Religious News Items
Catholic Views on Religion and Politics
Said Jesus to the Roman governor: “My kingdom is no part of this world.” (John 18:36, NW) What does the Roman Catholic Hierarchy say? Pages 37 and 38 of the authoritative Catholic document, The Liberal Illusion, help answer in these words: “Jesus Christ is the King of the world. He speaks to the world through His Priest [the pope], and the decrees of this Priest, being an expression of the royal rights of Jesus Christ, are eternal. They apply not to one time alone, but to all times; not to one society alone, but to all societies; not to some men, but to all men. The children of the Christ, the children of the King are kings. They form an absolutely superior society, whose duty it is to take possession of the earth and reign over it for the purpose of baptizing all men and of raising them to that selfsame supernatural life, that selfsame royalty and that selfsame glory for which Christ has destined them.”

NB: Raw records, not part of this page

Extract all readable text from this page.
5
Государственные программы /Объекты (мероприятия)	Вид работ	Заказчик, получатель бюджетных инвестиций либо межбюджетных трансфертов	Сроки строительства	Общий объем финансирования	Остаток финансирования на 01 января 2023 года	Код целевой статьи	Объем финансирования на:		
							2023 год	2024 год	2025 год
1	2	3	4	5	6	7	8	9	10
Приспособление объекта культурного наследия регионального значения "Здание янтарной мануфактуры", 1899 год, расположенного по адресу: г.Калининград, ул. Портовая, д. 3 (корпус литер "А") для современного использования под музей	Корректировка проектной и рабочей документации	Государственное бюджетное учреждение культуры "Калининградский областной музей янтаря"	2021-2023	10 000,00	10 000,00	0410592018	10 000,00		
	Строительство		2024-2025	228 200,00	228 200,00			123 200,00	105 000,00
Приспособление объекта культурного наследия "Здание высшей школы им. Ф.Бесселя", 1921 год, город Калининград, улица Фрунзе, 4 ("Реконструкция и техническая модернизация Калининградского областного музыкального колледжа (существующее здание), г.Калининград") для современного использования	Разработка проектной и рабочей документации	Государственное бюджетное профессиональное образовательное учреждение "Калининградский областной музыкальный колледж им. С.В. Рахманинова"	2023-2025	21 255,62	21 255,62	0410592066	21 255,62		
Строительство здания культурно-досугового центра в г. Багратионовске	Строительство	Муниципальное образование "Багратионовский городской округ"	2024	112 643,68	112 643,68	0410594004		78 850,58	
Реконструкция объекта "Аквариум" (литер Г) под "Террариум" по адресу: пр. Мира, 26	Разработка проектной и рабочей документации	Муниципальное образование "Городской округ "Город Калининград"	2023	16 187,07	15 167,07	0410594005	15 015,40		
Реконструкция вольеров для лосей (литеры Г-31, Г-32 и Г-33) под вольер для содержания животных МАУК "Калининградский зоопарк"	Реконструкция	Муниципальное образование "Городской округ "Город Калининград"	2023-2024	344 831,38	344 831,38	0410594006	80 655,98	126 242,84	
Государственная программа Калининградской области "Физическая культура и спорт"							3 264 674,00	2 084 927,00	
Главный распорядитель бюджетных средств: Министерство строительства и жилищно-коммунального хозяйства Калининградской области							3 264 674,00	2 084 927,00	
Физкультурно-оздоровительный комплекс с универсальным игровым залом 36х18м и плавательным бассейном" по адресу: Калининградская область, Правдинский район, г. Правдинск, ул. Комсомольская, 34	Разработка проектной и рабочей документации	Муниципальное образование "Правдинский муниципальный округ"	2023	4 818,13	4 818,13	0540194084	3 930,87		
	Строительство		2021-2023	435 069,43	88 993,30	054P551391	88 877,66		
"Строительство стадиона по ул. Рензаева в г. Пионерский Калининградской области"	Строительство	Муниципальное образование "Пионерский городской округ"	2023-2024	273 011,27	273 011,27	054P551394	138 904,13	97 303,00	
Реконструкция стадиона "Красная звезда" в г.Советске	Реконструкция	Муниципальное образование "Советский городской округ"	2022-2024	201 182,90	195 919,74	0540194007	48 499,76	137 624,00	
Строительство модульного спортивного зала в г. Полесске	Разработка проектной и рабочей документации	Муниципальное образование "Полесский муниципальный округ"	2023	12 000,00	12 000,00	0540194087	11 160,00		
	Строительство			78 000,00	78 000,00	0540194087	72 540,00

Ambitiously teaching that Jesus gave Peter the commission of supplanting the political power of this world with the authority of a religious hierarchy, the Catholic Cabinet, pages 160-168, under the section “From Peter to Leo”, declares: “He brings a message to the Caesar, and this is what his message means: ‘Caesar, thy work is done . . . I have come to take thine Empire . . . I will wield thy sceptre. Take down thine eagles from the Capitol. In their stead I will set up the Cross. Upon thy palace I will build my Vatican . . . Caesar, thou mayest go. Rome is mine, for I am Peter. What was Rome’s answer? Rome owned the earth . . . Rome declared war on Peter . . . The world was Pagan then . . . But, the Christian revelation being true, and good, and beautiful, conquered.’”
Hindus Shocked by Catholic Idolatry
India is a land covered with Hindu temples and images, erected to the worship of some 330,000,000 gods, so numerous they even outnumber their worshipers. If any people should be used to and tolerant of idolatry, one would think the Hindus would qualify. However, the publication Protestant Action, in its issue of June, 1950, relates an extraordinary reaction on the part of some responsible Hindu sources to a then current Roman Catholic exhibition in South India of a statue of “Our Lady of Fatima” from Portugal. As usual, cities along the statue’s route of travel were first “softened up” with propaganda concerning its many alleged miracles and answers to prayers.
Though to an idol-ridden land like India this should seem quite commonplace, note the report carried in the above-mentioned publication: “The Hindu editor of a large India-language daily newspaper in Travancore, however, called the Roman Catholic celebrations ‘a manifestation of idolatry in its crudest form’. He was joined by other prominent Hindus in warning their people not to be influenced to go back to a form of idolatry which they have been trying to overcome.”